Based on our site visits, we identified two possible reasons for this difference in knowing concrete steps for addressing dissatisfaction. First, seniors who had a hip fracture or stroke may have more interactions with physicians and other care providers, which might give them more experience with complaint processes. Second, many seniors in the other groups had relatively few contacts with providers, and most expressed great satisfaction with their care. As a result, they may have had no experience with complaints and had never bothered to identify effective complaint methods.

There are some differences across MCOs in the actions that members would take over dissatisfaction with medical care and coverage decisions (Table V.12). Kaiser Colorado members were the least likely to contact the physician and the most likely to contact their plan if dissatisfied with medical care. This may reflect the Kaiser members’ perception of health providers as an extension of the MCO. Only six percent of Kaiser Colorado’s members would contact their physician--six to eight percentage points lower than the proportion of members in Keystone East and Aspen. The same general pattern holds for responding to dissatisfaction with service coverage decisions.

TABLE V.12. Seniors’ Reported Actions to Address Dissatisfaction, by MCO
Action Kaiser
  (Percentage)  
Keystone
  (Percentage)  
  Medica/Aspen  
(Percentage)
If Dissatisfied with Medical Care, Most Common Action Would Take
   Contact physician   5.94 13.79 12.12
   Complain to plan 23.57 19.28 17.59
   Change plan 4.54 6.57 2.10
   Does not know 22.11 20.30 24.48
If Dissatisfied with Service Coverage Decision, Most Common Action Would Take
   Contact physician 1.66 4.11 5.79
   Complain to plan 22.78 27.11 20.51
   Change plan 0.01 0.69 0.01
   Does not know 30.51 25.49 29.34
SOURCE: MPR telephone survey of 1,657 selected high-risk seniors in three managed care organizations.
NOTE: Because of rounding, subtotals do not sum to totals. Data are weighted to reflect the relevant populations in each MCO, including corrections for survey nonresponse.

Very few members of any MCO would change MCOs over dissatisfaction with medical care, and virtually no one would change MCOs over dissatisfaction with service coverage decisions. At seven percent, Keystone East members are the most likely to report they would change MCOs. Fewer members from Kaiser Colorado (five percent) and Aspen (two percent) report that they would change MCOs over dissatisfaction with service coverage decisions. This pattern may reflect the fact that changing MCOs would mean changing physicians for all Kaiser members and many Aspen members. Such an action would be unexpected for high-risk seniors, who generally value continuity of care. The pattern also seems likely to reflect the availability of alternative MCOs that offer similar benefit packages and premiums in the Philadelphia market served by Keystone East. Thus, Keystone members could, in many cases, change plans while keeping their physician and maintaining their benefits.

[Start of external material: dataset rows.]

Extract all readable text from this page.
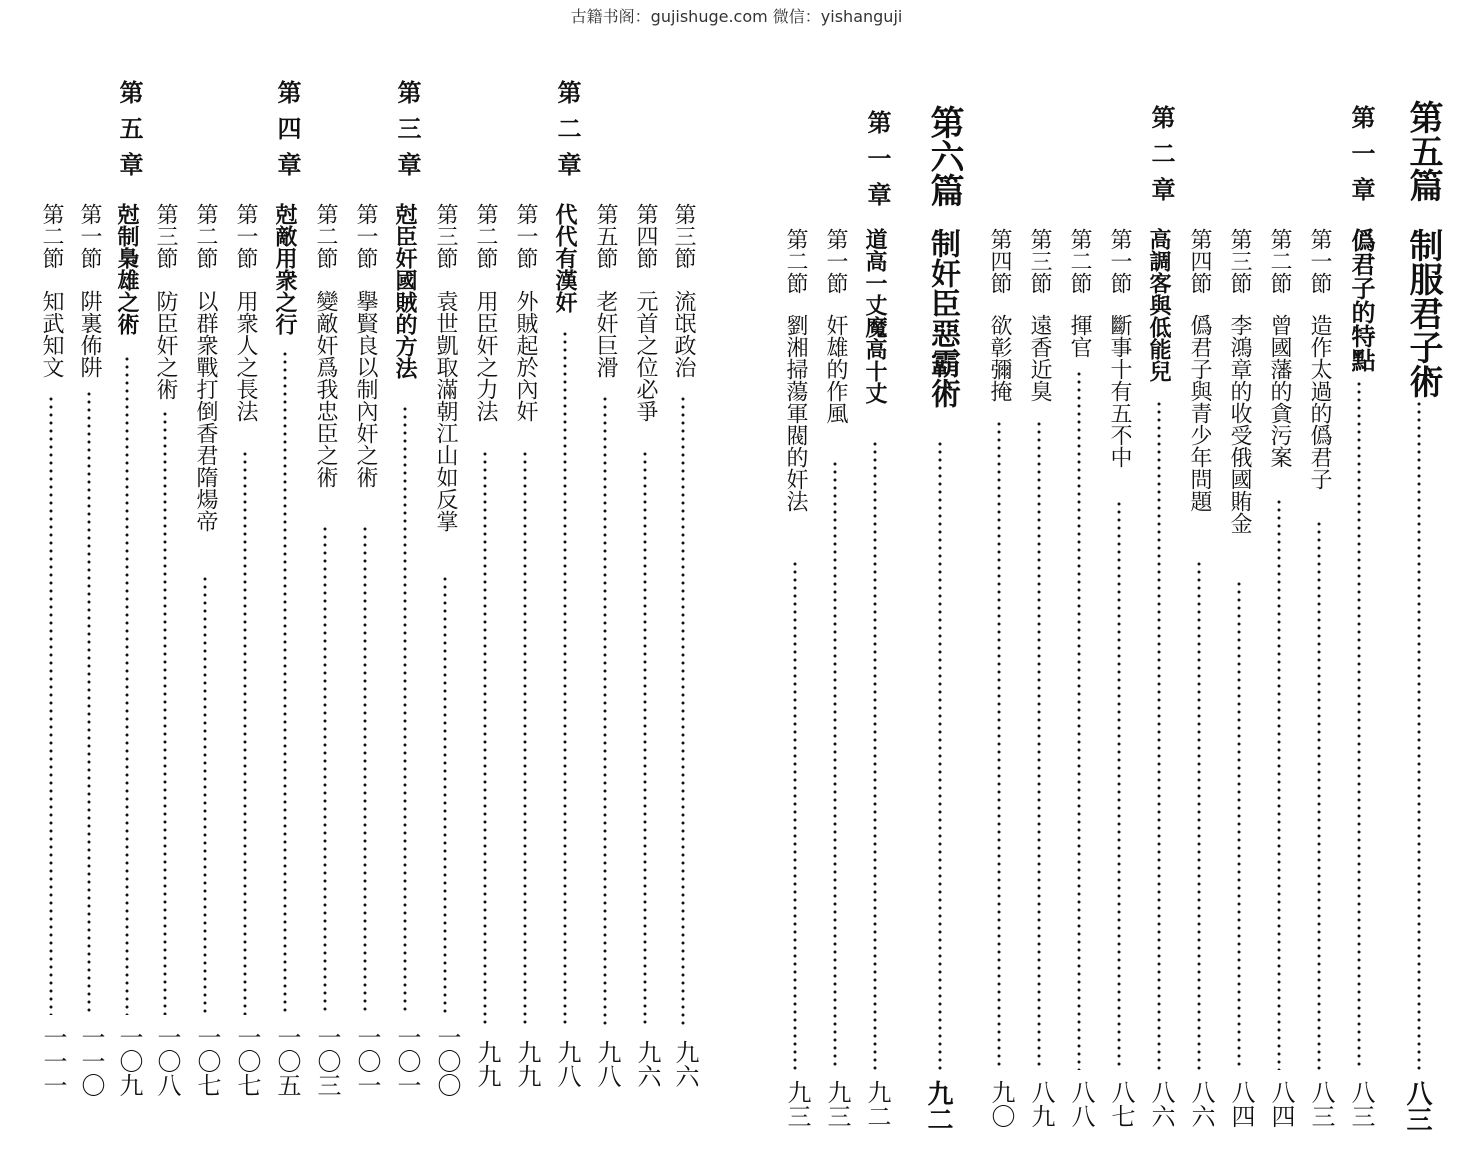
古籍书阁：gujishuge.com 微信：yishanguji
第五篇
制服君子術
八三
第一章
僞君子的特點
八三
第一節
造作太過的僞君子
八三
第二節
曾國藩的貪污案
八四
第三節
李鴻章的收受俄國賄金
八四
第四節
僞君子與青少年問題
八六
第二章
高調客與低能兒
八六
第一節
斷事十有五不中
八七
第二節
揮官
八八
第三節
遠香近臭
八九
第四節
欲彰彌掩
九〇
第六篇
制奸臣惡霸術
九二
第一章
道高一丈魔高十丈
九二
第一節
奸雄的作風
九三
第二節
劉湘掃蕩軍閥的奸法
九三
第三節
流氓政治
九六
第四節
元首之位必爭
九六
第五節
老奸巨滑
九八
第二章
代代有漢奸
九八
第一節
外賊起於內奸
九九
第二節
用臣奸之力法
九九
第三節
袁世凱取滿朝江山如反掌
一〇〇
第三章
尅臣奸國賊的方法
一〇一
第一節
擧賢良以制內奸之術
一〇一
第二節
變敵奸爲我忠臣之術
一〇三
第四章
尅敵用衆之行
一〇五
第一節
用衆人之長法
一〇七
第二節
以群衆戰打倒香君隋煬帝
一〇七
第三節
防臣奸之術
一〇八
第五章
尅制梟雄之術
一〇九
第一節
阱裏佈阱
一一〇
第二節
知武知文
一一一
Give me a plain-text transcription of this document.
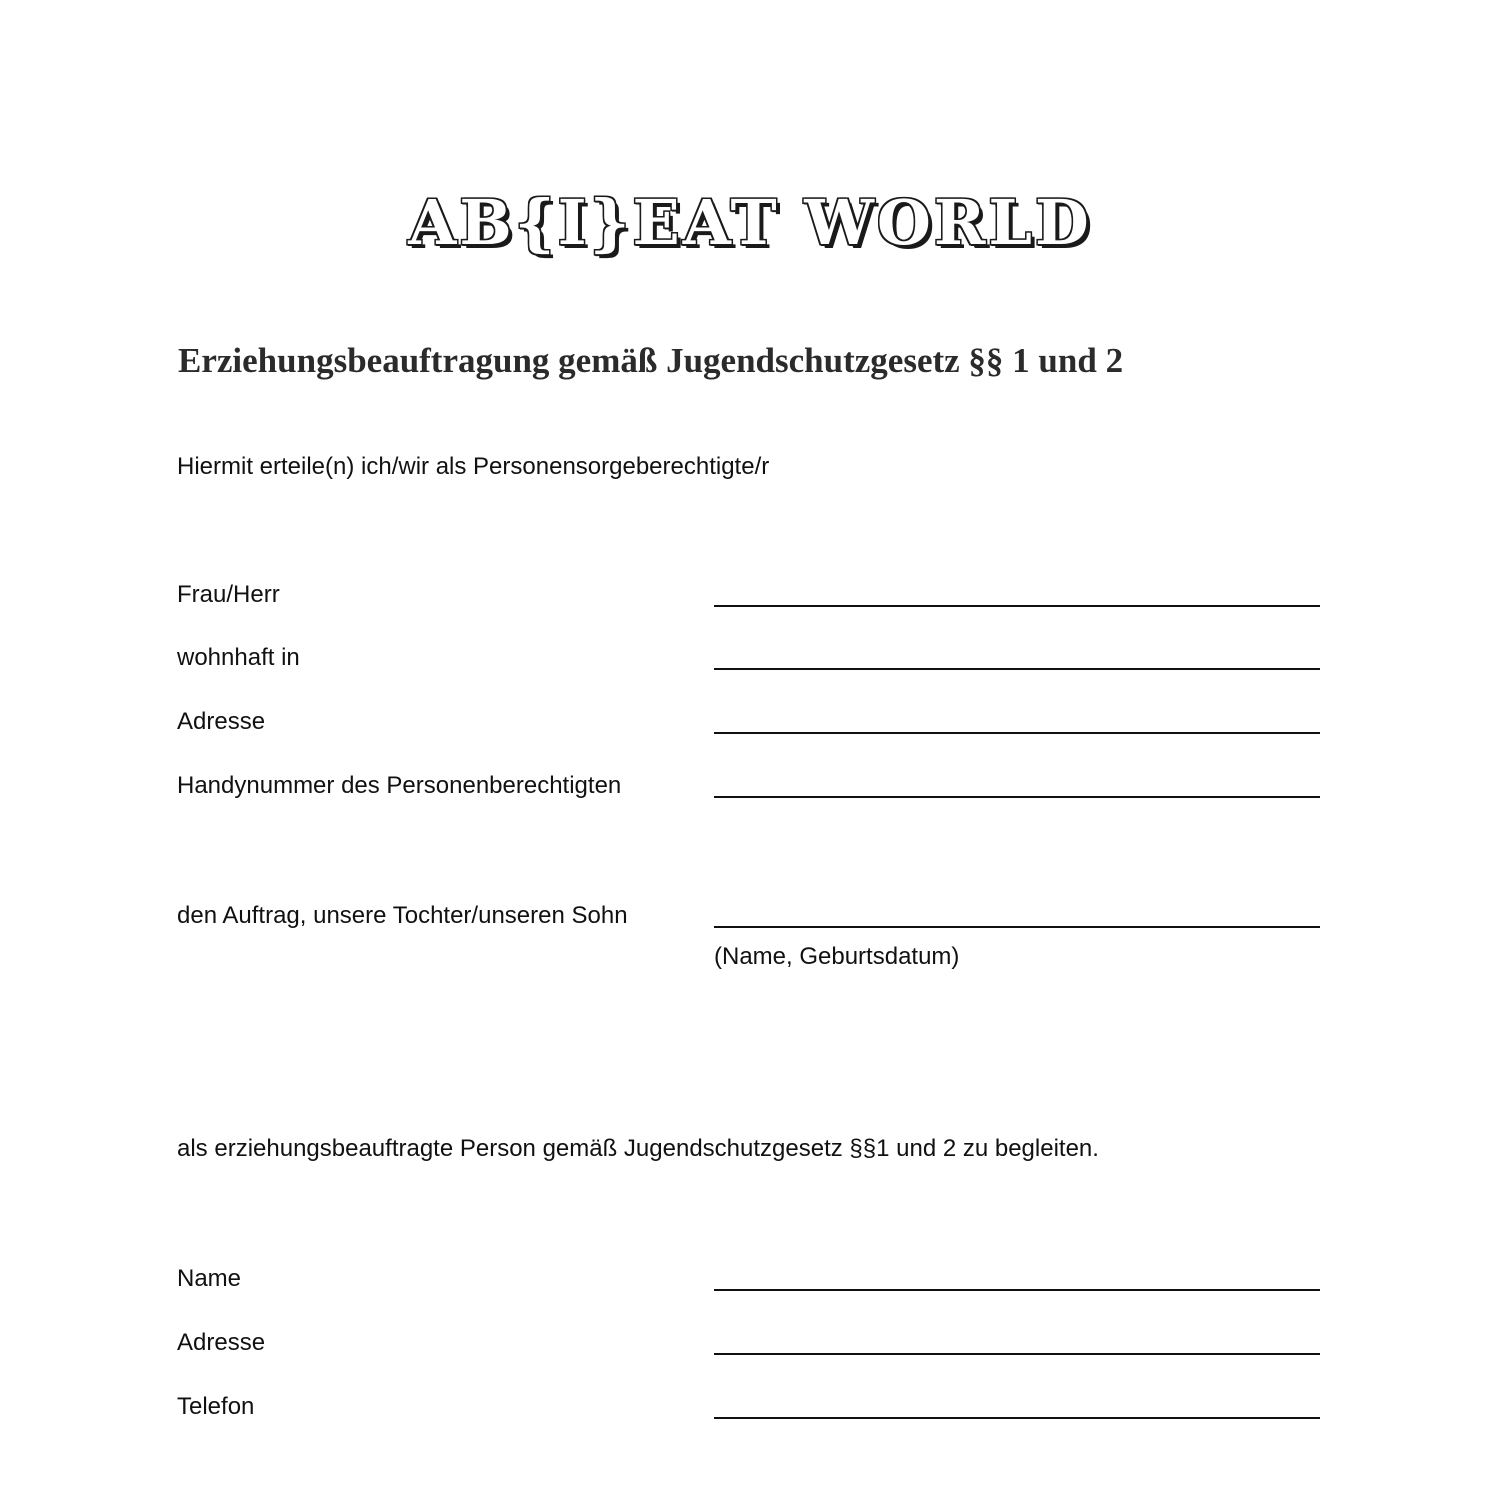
AB{I}EAT WORLD
Erziehungsbeauftragung gemäß Jugendschutzgesetz §§ 1 und 2
Hiermit erteile(n) ich/wir als Personensorgeberechtigte/r
Frau/Herr
wohnhaft in
Adresse
Handynummer des Personenberechtigten
den Auftrag, unsere Tochter/unseren Sohn
(Name, Geburtsdatum)
als erziehungsbeauftragte Person gemäß Jugendschutzgesetz §§1 und 2 zu begleiten.
Name
Adresse
Telefon
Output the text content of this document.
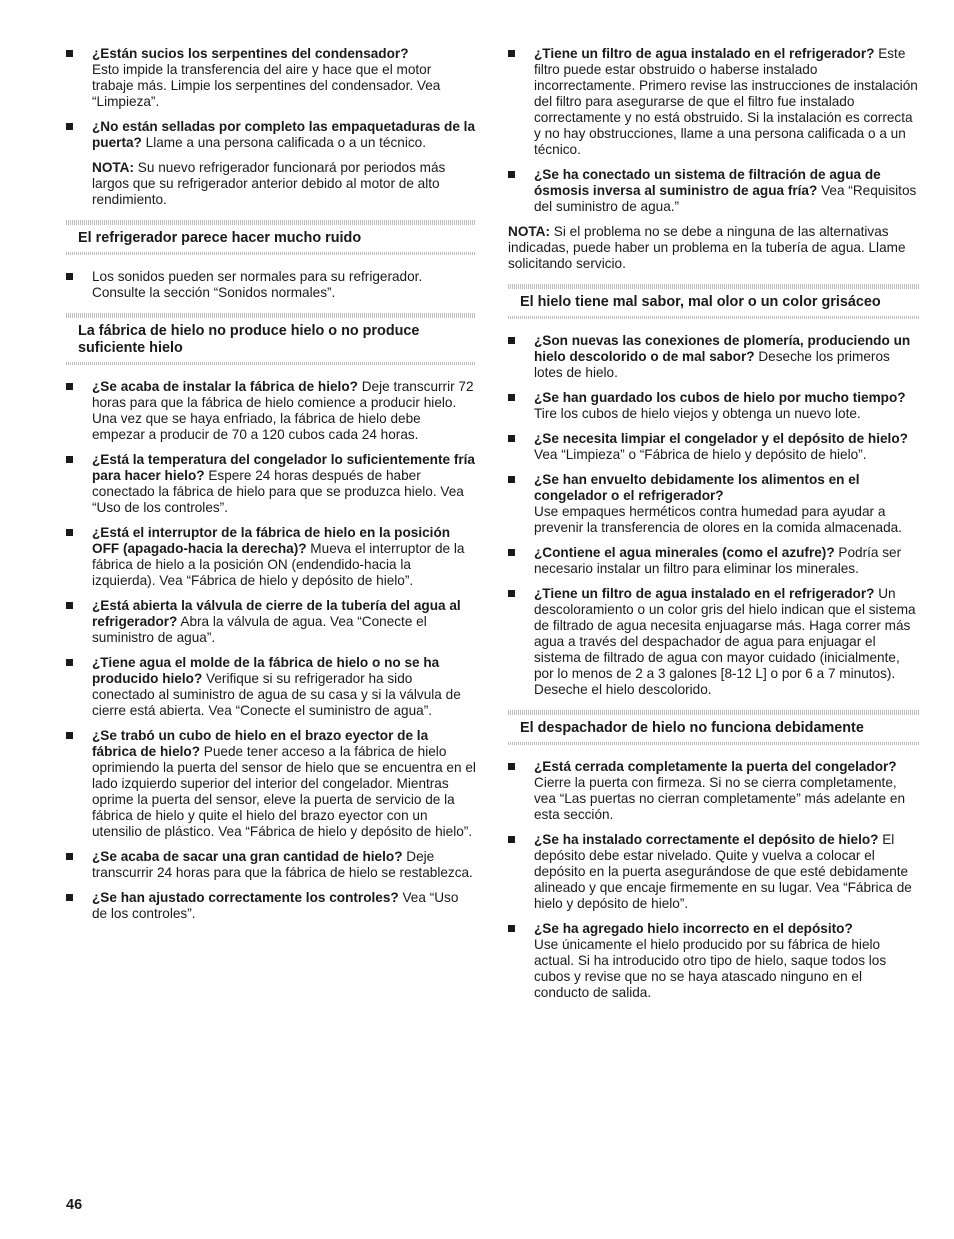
¿Están sucios los serpentines del condensador?
Esto impide la transferencia del aire y hace que el motor trabaje más. Limpie los serpentines del condensador. Vea “Limpieza”.
¿No están selladas por completo las empaquetaduras de la puerta? Llame a una persona calificada o a un técnico.
NOTA: Su nuevo refrigerador funcionará por periodos más largos que su refrigerador anterior debido al motor de alto rendimiento.
El refrigerador parece hacer mucho ruido
Los sonidos pueden ser normales para su refrigerador. Consulte la sección “Sonidos normales”.
La fábrica de hielo no produce hielo o no produce suficiente hielo
¿Se acaba de instalar la fábrica de hielo? Deje transcurrir 72 horas para que la fábrica de hielo comience a producir hielo. Una vez que se haya enfriado, la fábrica de hielo debe empezar a producir de 70 a 120 cubos cada 24 horas.
¿Está la temperatura del congelador lo suficientemente fría para hacer hielo? Espere 24 horas después de haber conectado la fábrica de hielo para que se produzca hielo. Vea “Uso de los controles”.
¿Está el interruptor de la fábrica de hielo en la posición OFF (apagado-hacia la derecha)? Mueva el interruptor de la fábrica de hielo a la posición ON (endendido-hacia la izquierda). Vea “Fábrica de hielo y depósito de hielo”.
¿Está abierta la válvula de cierre de la tubería del agua al refrigerador? Abra la válvula de agua. Vea “Conecte el suministro de agua”.
¿Tiene agua el molde de la fábrica de hielo o no se ha producido hielo? Verifique si su refrigerador ha sido conectado al suministro de agua de su casa y si la válvula de cierre está abierta. Vea “Conecte el suministro de agua”.
¿Se trabó un cubo de hielo en el brazo eyector de la fábrica de hielo? Puede tener acceso a la fábrica de hielo oprimiendo la puerta del sensor de hielo que se encuentra en el lado izquierdo superior del interior del congelador. Mientras oprime la puerta del sensor, eleve la puerta de servicio de la fábrica de hielo y quite el hielo del brazo eyector con un utensilio de plástico. Vea “Fábrica de hielo y depósito de hielo”.
¿Se acaba de sacar una gran cantidad de hielo? Deje transcurrir 24 horas para que la fábrica de hielo se restablezca.
¿Se han ajustado correctamente los controles? Vea “Uso de los controles”.
¿Tiene un filtro de agua instalado en el refrigerador? Este filtro puede estar obstruido o haberse instalado incorrectamente. Primero revise las instrucciones de instalación del filtro para asegurarse de que el filtro fue instalado correctamente y no está obstruido. Si la instalación es correcta y no hay obstrucciones, llame a una persona calificada o a un técnico.
¿Se ha conectado un sistema de filtración de agua de ósmosis inversa al suministro de agua fría? Vea “Requisitos del suministro de agua.”
NOTA: Si el problema no se debe a ninguna de las alternativas indicadas, puede haber un problema en la tubería de agua. Llame solicitando servicio.
El hielo tiene mal sabor, mal olor o un color grisáceo
¿Son nuevas las conexiones de plomería, produciendo un hielo descolorido o de mal sabor? Deseche los primeros lotes de hielo.
¿Se han guardado los cubos de hielo por mucho tiempo? Tire los cubos de hielo viejos y obtenga un nuevo lote.
¿Se necesita limpiar el congelador y el depósito de hielo? Vea “Limpieza” o “Fábrica de hielo y depósito de hielo”.
¿Se han envuelto debidamente los alimentos en el congelador o el refrigerador?
Use empaques herméticos contra humedad para ayudar a prevenir la transferencia de olores en la comida almacenada.
¿Contiene el agua minerales (como el azufre)? Podría ser necesario instalar un filtro para eliminar los minerales.
¿Tiene un filtro de agua instalado en el refrigerador? Un descoloramiento o un color gris del hielo indican que el sistema de filtrado de agua necesita enjuagarse más. Haga correr más agua a través del despachador de agua para enjuagar el sistema de filtrado de agua con mayor cuidado (inicialmente, por lo menos de 2 a 3 galones [8-12 L] o por 6 a 7 minutos). Deseche el hielo descolorido.
El despachador de hielo no funciona debidamente
¿Está cerrada completamente la puerta del congelador? Cierre la puerta con firmeza. Si no se cierra completamente, vea “Las puertas no cierran completamente” más adelante en esta sección.
¿Se ha instalado correctamente el depósito de hielo? El depósito debe estar nivelado. Quite y vuelva a colocar el depósito en la puerta asegurándose de que esté debidamente alineado y que encaje firmemente en su lugar. Vea “Fábrica de hielo y depósito de hielo”.
¿Se ha agregado hielo incorrecto en el depósito?
Use únicamente el hielo producido por su fábrica de hielo actual. Si ha introducido otro tipo de hielo, saque todos los cubos y revise que no se haya atascado ninguno en el conducto de salida.
46
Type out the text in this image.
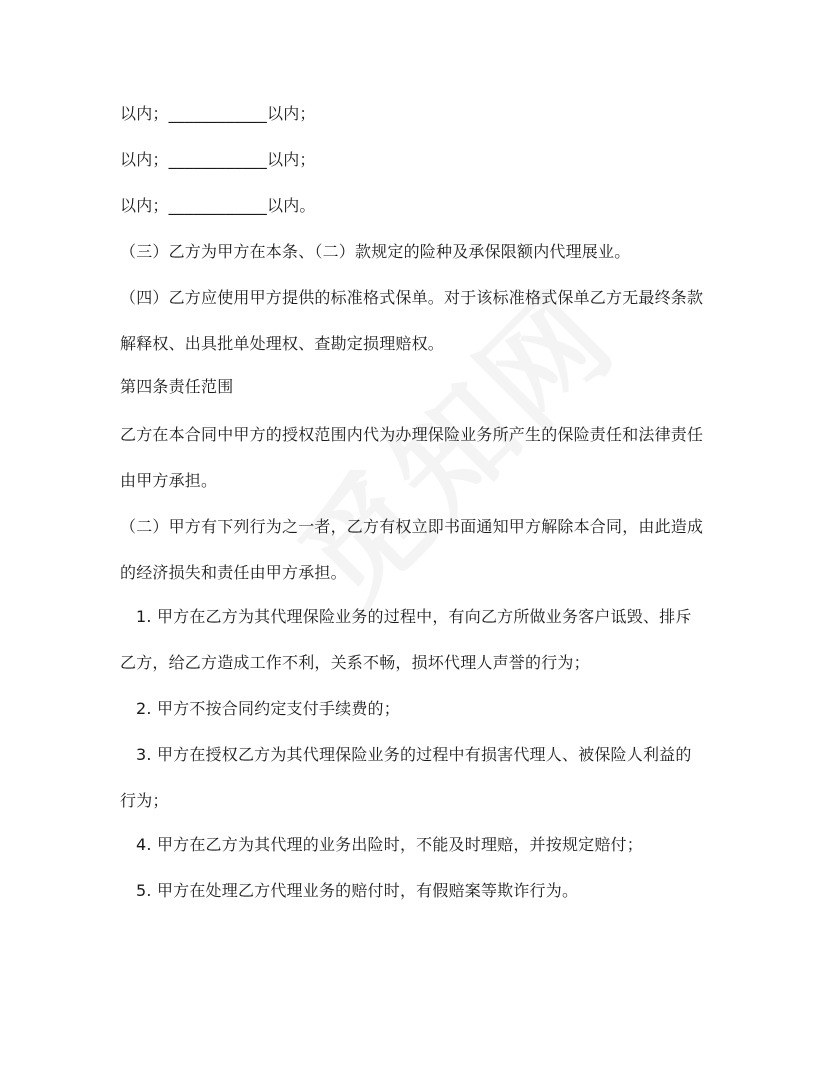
以内；____________以内；
以内；____________以内；
以内；____________以内。
（三）乙方为甲方在本条、（二）款规定的险种及承保限额内代理展业。
（四）乙方应使用甲方提供的标准格式保单。对于该标准格式保单乙方无最终条款
解释权、出具批单处理权、查勘定损理赔权。
第四条责任范围
乙方在本合同中甲方的授权范围内代为办理保险业务所产生的保险责任和法律责任
由甲方承担。
（二）甲方有下列行为之一者，乙方有权立即书面通知甲方解除本合同，由此造成
的经济损失和责任由甲方承担。
1. 甲方在乙方为其代理保险业务的过程中，有向乙方所做业务客户诋毁、排斥
乙方，给乙方造成工作不利，关系不畅，损坏代理人声誉的行为；
2. 甲方不按合同约定支付手续费的；
3. 甲方在授权乙方为其代理保险业务的过程中有损害代理人、被保险人利益的
行为；
4. 甲方在乙方为其代理的业务出险时，不能及时理赔，并按规定赔付；
5. 甲方在处理乙方代理业务的赔付时，有假赔案等欺诈行为。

There are no MCO differences in the proportion of members who report not knowing how to handle dissatisfaction with medical care or service coverage decisions. Despite differences in the structure of care delivery and benefit packages, more than one in five high-risk seniors report not knowing what they would do. This suggests a problem that is common among high-risk seniors and not related to specific types of plan features, at least for our small set of well-regarded MCOs.

We found that seniors who were more than 85 years old were substantially less likely to give a concrete plan for addressing dissatisfaction with medical care (Appendix A, Table A.2). In contrast, those with some college education and those for whom a representative proxy answered our survey were more likely to have such plans. (These findings are based on a regression analysis that looks at the effect of each characteristic while controlling for any effects of the variables listed in Table II.6.) This suggests that special efforts may be required to help enable seniors with advanced age. The representative proxies appear to help address information needs, since they were also less likely to report having insufficient information for selecting the best managed care plan.